|Abstract or Summary
- In order to better characterize linker histone interactions with DNA, avian erythrocyte-specific linker H5 and the trypsin-resistant globular domain of H5 (GH5) were used in DNA binding studies. To begin, H5 displayed a considerably higher binding
affinity for DNA than the isolated globular domain (GH5), supporting the importance of the terminal tail domains in binding. This conclusion is based upon binding curves conducted in low-salt solution, and on the considerably-higher salt concentration required
to prevent protein-DNA contact. Linker histones also induce DNA-protein aggregation in a process that was found to result in protein insolubility in 2% SDS, and included protein-protein interactions that did not require the terminal tail domains. In addition, DNA supercoiling appeared to impede the aggregation process; this that may be attributable to binding of linker histones in isolated clusters, as gauged by a limit in the number of observed dithiobis (succinimidyl) propionate (DSP)-crosslinkable contacts. In a related study, the property of GH5 to bind, then organize onto DNA was investigated. GH5 crosslinked onto DNA with dithiobis (succinimidyl propionate), then cleaved with chymotrypsin, displayed highly uniform contacts that appeared to involve the C-terminal four amino acids, and suggests protein-protein interactions are important for binding. This finding may be relevant since GH5 (and H5) were observed to self-associate free in solution in an arguably specific manner. Finally, the exposure of Phe 93 to chymotrypsin was used to identify the surface of the globular domain that contacts DNA for the binding
of intact H5. Results suggests that the side of the protein opposite to the recognition helix preferentially binds to DNA, supporting a novel winged-helix protein DNA-binding mechanism.
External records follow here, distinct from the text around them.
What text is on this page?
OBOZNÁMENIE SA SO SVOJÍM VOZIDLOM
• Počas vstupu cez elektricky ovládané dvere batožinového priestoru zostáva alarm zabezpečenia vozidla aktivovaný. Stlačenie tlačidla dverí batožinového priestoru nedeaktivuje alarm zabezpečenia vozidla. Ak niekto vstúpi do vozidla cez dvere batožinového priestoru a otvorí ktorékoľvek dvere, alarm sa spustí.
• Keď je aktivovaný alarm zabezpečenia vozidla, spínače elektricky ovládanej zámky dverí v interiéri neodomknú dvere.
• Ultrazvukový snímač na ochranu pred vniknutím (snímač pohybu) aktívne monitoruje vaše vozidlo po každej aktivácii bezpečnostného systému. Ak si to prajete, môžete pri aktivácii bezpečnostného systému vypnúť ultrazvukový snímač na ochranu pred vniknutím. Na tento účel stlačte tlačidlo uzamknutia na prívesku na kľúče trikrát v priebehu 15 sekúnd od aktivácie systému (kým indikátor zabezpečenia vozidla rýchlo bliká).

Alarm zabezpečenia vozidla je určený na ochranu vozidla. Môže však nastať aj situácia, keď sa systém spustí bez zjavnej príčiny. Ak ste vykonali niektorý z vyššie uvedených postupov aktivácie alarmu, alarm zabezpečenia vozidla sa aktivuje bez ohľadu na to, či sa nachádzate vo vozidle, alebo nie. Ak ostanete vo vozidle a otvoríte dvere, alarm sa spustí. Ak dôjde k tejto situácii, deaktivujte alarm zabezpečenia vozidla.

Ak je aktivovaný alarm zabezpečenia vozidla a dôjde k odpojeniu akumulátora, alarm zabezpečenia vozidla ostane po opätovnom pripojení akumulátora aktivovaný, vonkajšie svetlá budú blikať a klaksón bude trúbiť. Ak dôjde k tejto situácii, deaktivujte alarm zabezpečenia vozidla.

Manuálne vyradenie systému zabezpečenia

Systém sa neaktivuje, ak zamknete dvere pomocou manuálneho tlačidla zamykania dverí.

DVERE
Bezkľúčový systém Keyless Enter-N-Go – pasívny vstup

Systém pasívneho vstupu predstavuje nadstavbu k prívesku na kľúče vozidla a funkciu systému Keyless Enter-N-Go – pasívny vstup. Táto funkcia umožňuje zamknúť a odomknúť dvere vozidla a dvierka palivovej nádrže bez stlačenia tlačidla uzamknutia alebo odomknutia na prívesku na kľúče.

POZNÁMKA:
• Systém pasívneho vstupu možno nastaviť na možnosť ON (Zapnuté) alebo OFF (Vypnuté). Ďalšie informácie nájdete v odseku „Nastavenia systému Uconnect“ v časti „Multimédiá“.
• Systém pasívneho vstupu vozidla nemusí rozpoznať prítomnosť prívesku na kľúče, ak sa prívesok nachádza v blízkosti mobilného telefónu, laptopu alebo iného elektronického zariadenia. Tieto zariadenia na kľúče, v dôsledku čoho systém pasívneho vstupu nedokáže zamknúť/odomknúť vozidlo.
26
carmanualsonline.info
Furthermore, parallel studies with octamers reconstituted onto a DNA fragment with twelve copies of the 208 b.p. rDNA 5s gene from Lytechinus variegatus, shows that H5 had a high binding affinity with all detectable protein binding to the reconstituted complex. H5 binding conferred protection to a site located near the dyad axis from endonuclease digestion, supporting the contention that H5 binds near or at the nucleosome dyad axis. H5 binding also was observed to condense fibers as observed from agarose gel electrophoresis, although velocity analytical sedimentation studies indicate that H5 in itself was not sufficient to fully compact chromatin fibers; rather H5 and 30 mM NaCl, in combination, were required. Results indicate that the chromatin-reconstituted "208-12 DNA" makes an excellent model for analyzing the effect of linker proteins on chromatin morphology.